In a lot of ways, it’s pretty administrative. They supervise the state archives. They coordinate implementation of the state’s records management laws. But what they’ve become most well known for is supervising and certifying state and local elections.

Some say, to do that job properly, the position should be nonpartisan.

Cornell Clayton.
Clayton

Cornell Clayton is the director of the Thomas S. Foley Institute for Public Policy and Public Service at Washington State University, where he also serves as the C.O. Johnson Distinguished Professor of Political Science. He says there’s a history to the position’s partisan nature.

“It is a result of the fact that our constitution was created during the progressive era and the populist era — in the 1880s, 1890s,” Clayton said. “And many of the states that created their constitutions at that time were impacted by the desire to have more direct democracy.

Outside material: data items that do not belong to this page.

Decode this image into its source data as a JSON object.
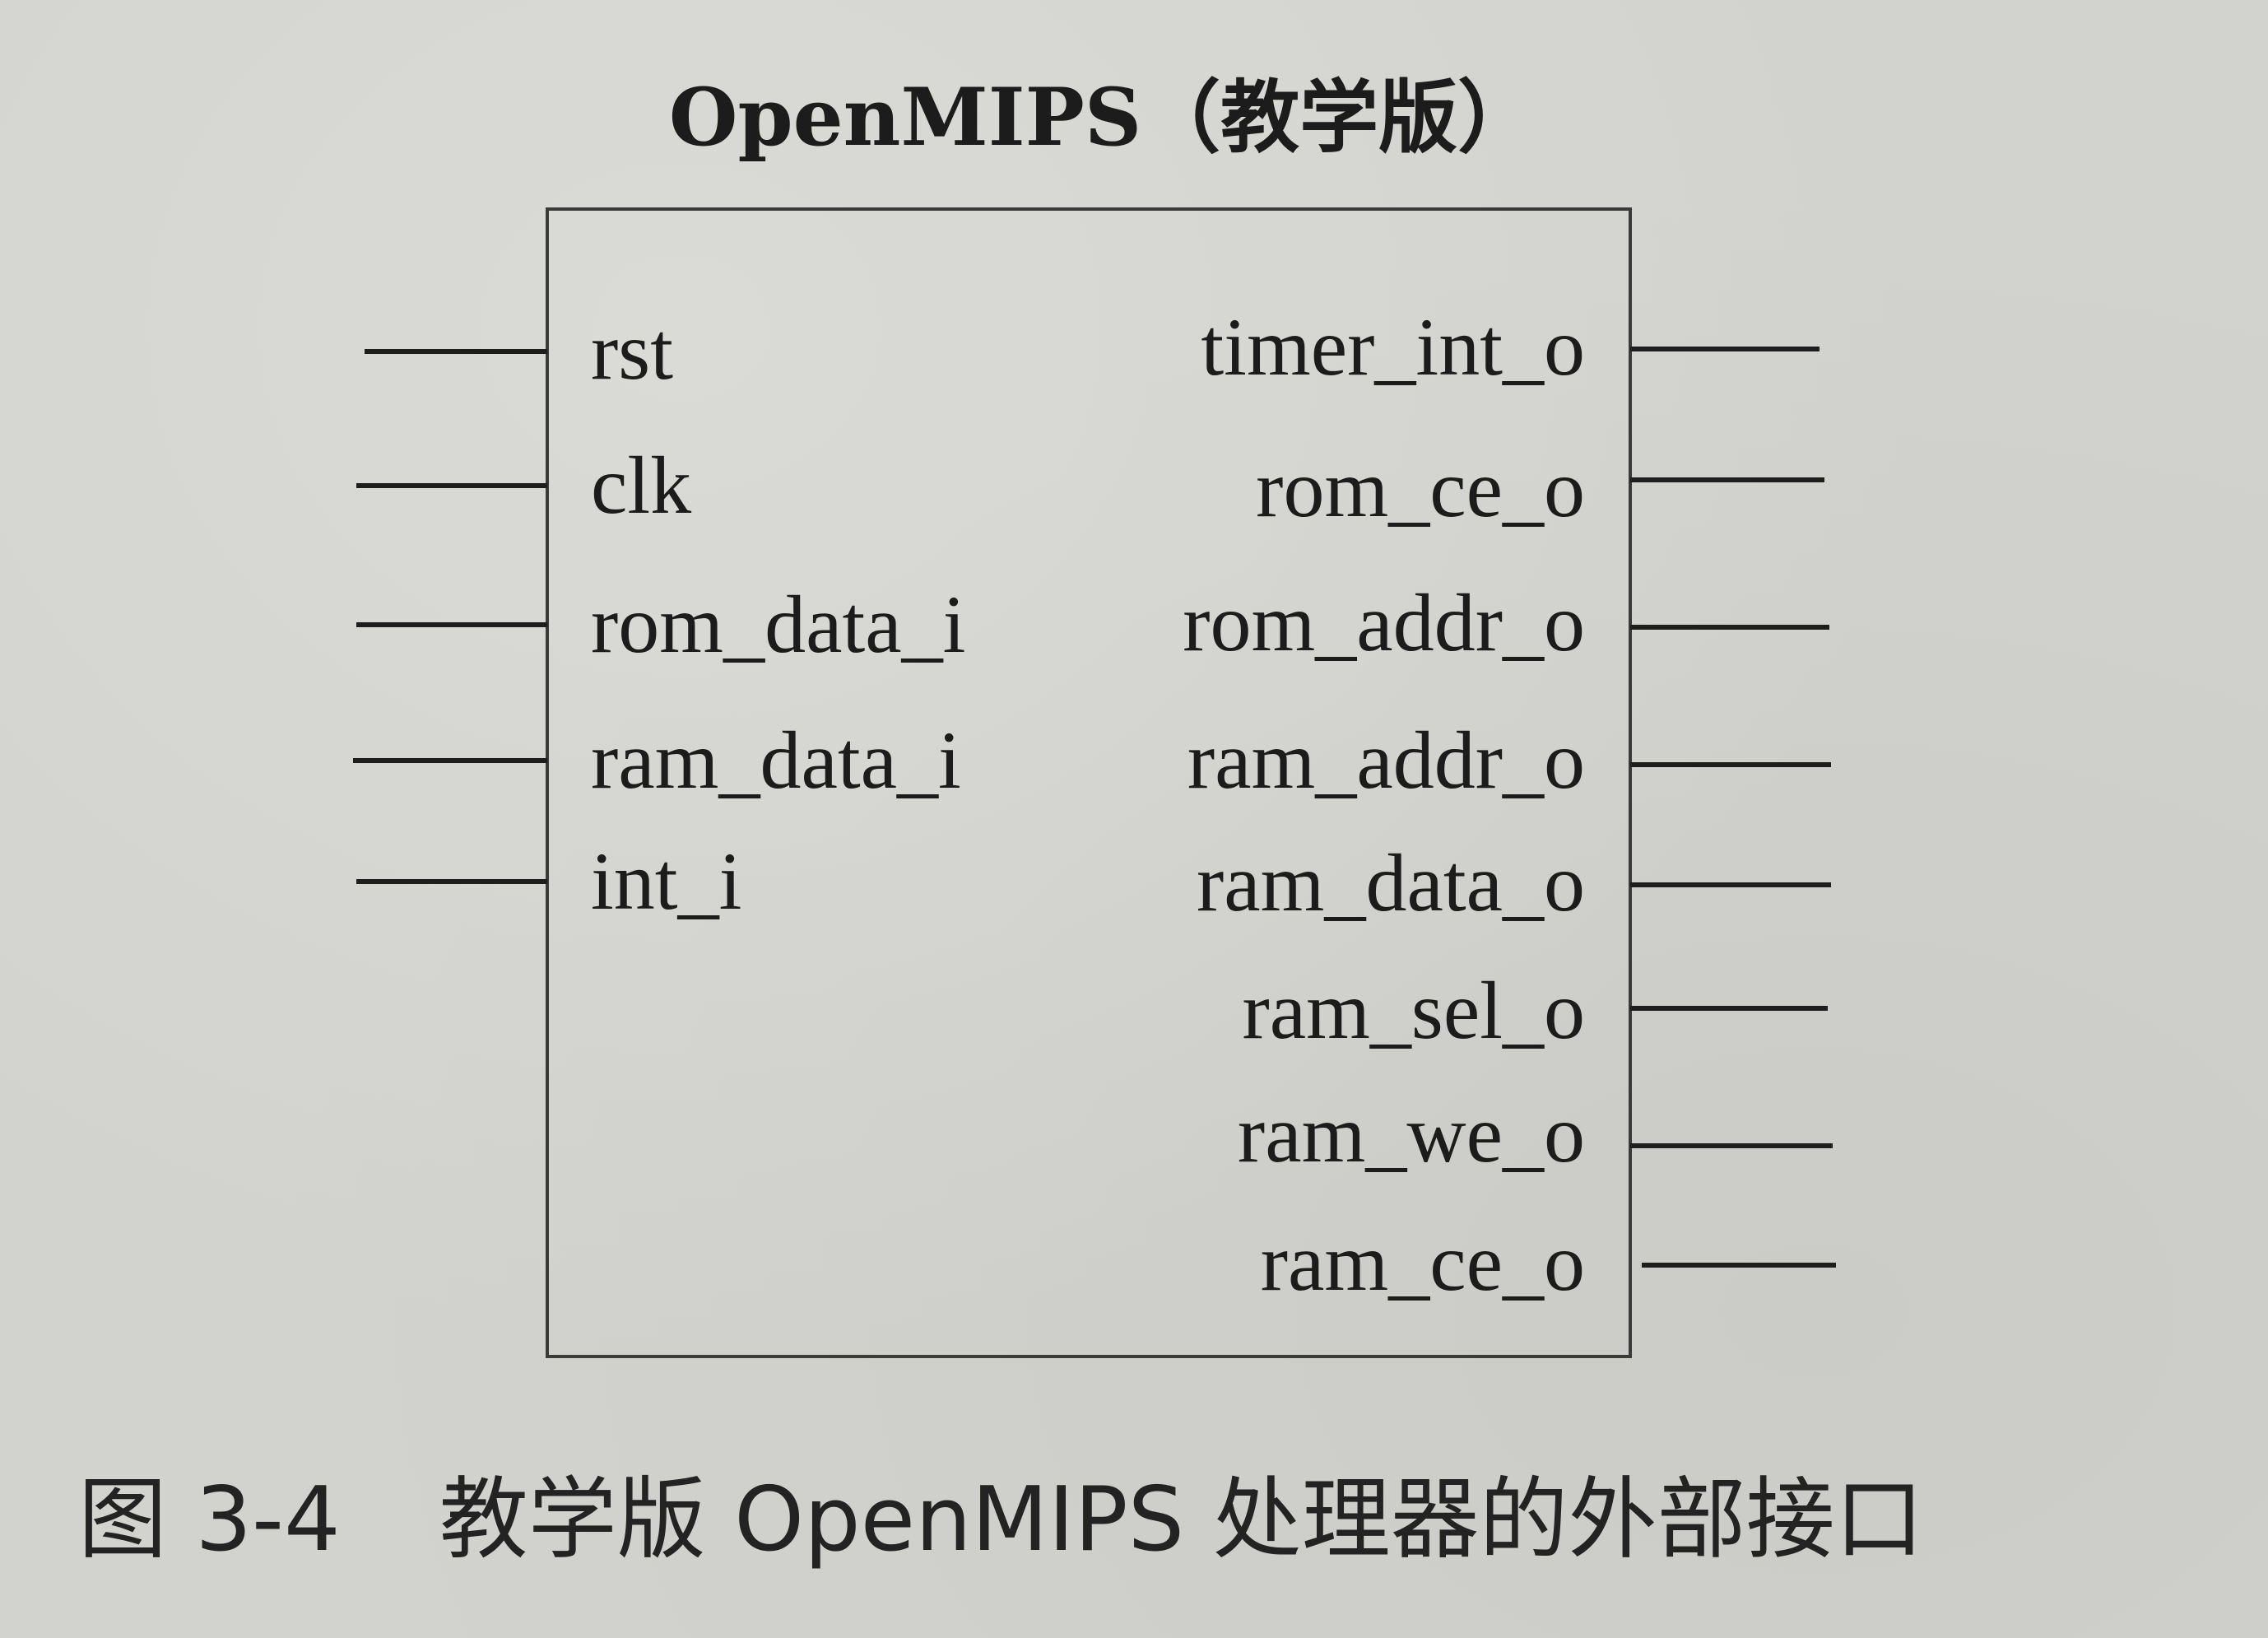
{
  "diagram": {
    "title": "OpenMIPS（教学版）",
    "inputs": [
      "rst",
      "clk",
      "rom_data_i",
      "ram_data_i",
      "int_i"
    ],
    "outputs": [
      "timer_int_o",
      "rom_ce_o",
      "rom_addr_o",
      "ram_addr_o",
      "ram_data_o",
      "ram_sel_o",
      "ram_we_o",
      "ram_ce_o"
    ]
  },
  "caption": {
    "figure_number": "图 3-4",
    "text": "教学版 OpenMIPS 处理器的外部接口"
  }
}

And so almost all of their executive branch officials, and many of their judicial branch officials are directly elected, and that includes the secretary of state in Washington.”

In other words, it was created to be a partisan system. Government officials wanted to weed out corruption in the system. Creating positions that were accountable to voters seemed like the way to do that. During less tumultuous times, Clayton says the system works.